S(Y)는 Y의 support를 의미

Y의 support = Y의 집합?

Lemma 2.4. Suppose \(\bf{Y}\) is self-consistent for a \(p\)-variate random vector \(\bf{X}\) with \(\cal{E}\)\([\bf{X}] = 0\), and \(\cal{S}\)\((\bf{Y})\) is contained in a linear subspace spanned by \(q\) orthonormal column vectors in the \(p \times q\) matrix A.

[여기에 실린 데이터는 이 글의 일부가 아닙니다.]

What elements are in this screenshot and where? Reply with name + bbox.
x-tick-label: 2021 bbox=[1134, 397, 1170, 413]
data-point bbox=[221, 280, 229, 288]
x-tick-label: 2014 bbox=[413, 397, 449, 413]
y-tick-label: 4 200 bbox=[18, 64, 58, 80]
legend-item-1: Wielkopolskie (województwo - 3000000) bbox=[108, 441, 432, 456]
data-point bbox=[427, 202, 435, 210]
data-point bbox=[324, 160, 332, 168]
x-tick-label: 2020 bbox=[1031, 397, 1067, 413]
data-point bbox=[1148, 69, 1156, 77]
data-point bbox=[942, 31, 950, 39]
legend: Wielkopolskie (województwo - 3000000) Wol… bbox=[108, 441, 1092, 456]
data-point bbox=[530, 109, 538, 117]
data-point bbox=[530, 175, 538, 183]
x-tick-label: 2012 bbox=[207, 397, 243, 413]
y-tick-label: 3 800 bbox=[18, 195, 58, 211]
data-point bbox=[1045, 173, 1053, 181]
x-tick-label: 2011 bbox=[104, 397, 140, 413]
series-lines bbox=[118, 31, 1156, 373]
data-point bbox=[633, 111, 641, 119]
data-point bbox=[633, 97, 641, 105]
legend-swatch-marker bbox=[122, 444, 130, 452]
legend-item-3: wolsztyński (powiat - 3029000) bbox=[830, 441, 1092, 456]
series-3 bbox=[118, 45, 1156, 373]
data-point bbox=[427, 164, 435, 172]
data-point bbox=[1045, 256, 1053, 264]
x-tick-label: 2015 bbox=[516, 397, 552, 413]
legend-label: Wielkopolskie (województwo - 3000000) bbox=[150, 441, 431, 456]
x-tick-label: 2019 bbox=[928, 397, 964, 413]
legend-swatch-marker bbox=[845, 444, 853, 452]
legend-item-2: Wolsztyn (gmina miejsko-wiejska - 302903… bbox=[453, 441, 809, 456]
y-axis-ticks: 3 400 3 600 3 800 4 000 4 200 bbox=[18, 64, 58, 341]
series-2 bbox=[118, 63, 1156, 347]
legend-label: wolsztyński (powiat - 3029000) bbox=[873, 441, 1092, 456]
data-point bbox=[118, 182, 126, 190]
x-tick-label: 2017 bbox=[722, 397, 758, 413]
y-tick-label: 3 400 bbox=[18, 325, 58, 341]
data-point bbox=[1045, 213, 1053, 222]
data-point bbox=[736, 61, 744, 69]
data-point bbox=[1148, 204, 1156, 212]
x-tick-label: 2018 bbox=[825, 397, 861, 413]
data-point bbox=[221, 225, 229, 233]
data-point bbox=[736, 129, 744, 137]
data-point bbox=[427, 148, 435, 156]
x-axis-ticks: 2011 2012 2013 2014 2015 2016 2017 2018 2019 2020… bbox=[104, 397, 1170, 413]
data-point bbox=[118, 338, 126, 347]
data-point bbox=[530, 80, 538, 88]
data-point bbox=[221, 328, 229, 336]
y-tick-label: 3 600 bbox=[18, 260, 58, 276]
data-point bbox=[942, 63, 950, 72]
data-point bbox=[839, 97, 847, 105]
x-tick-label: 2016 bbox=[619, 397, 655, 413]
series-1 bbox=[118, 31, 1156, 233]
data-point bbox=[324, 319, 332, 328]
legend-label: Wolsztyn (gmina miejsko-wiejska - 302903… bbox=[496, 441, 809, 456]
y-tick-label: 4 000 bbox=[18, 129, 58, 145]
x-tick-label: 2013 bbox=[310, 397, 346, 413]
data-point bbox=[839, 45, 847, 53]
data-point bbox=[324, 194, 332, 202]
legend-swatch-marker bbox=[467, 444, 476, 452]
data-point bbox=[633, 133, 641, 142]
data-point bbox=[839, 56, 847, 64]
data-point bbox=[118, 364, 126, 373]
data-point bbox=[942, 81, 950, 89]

p 변량 확률 벡터 X에 대해 X의 기댓값이 0일때 Y가 이 X에 대해 self-consistent 하다고 가정하면, S(Y) 는 p행 q열인 행렬 A에서 q열이 직교한 열벡터애 의해 생성된 선형 부분 공간에 포함된다.

Note

\(\to\) q열이 직교한다 \(\to\) q열끼리 곱하면 0이 된다. \(\to\) q열은 서로 독립이다.

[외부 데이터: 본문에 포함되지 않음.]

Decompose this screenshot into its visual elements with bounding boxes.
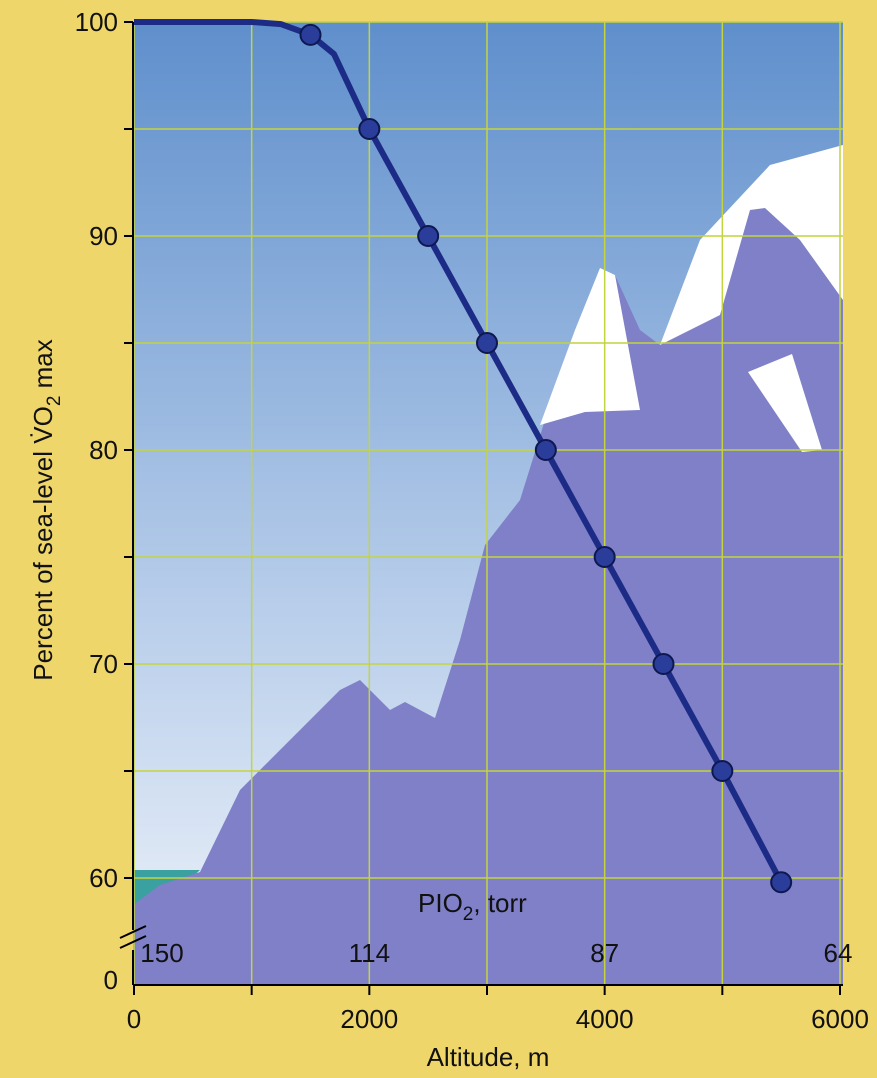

선형 공간 linear space = 벡터 공간 vector space

Let \(P = AA'\) denote the associated projection matrix.

Then \(\bf{Y}\) and \(\bf{A'Y}\) are self-consistent for \(\bf{PX}\) and \(\bf{A'X}\), respectively.

Projection Matrix 투영행렬

투영행렬의 정의

어떤 벡터를 다른 어떤 공간으로 투영시키는 것

투영행렬의 특징

\(P =P^\top\) 대칭이고,
\(P^2 = P\) 두 번 투영시켜도 결과는 그대로다.
ex) 단위행렬 \(\begin{bmatrix} 1 & 0 \\ 0 & 1 \end{bmatrix}\)
ex) 0행렬 \(\begin{bmatrix} 0 & 0 \\ 0 & 0 \end{bmatrix}\)
ex) 2차원을 1차원으로 축소하는 \(P=\begin{bmatrix} 1 \\ 0 \end{bmatrix}\) \(\to\) 하나의 축에 투영하는 법

- PCA로 이해해보자..\(X = n \times d\) matrix , \(P = d \times k\) matrix

\(X\)의 공분산 행렬 C를 이용한 고유값 분해 \(C = V \Lambda V^T\)
차원 축소하면 \(Y = XP\)

- 특이값 분해로 이해해보자.. \(A = U \sum V^T\)

여기서 U,V는 직교 행렬으로 \(I = U^T U\), \(I = V^V V\)을 만족
- \(U = m \times m\), \(\sum=m \times n\), \(V = n \times n\)
- U, V는 P 투영 행랼?

See the Appendix for a proof.

appendix Proof of Lemma 2.4. Since \(\bf{Y}\) is self-consistent for \(\bf{X}\), \(\cal{E}\)\([\bf{PX|Y}] = \bf{P}\cal{E}\)\([\bf{X|Y}] = \bf{PY} = \bf{Y}\) a.s.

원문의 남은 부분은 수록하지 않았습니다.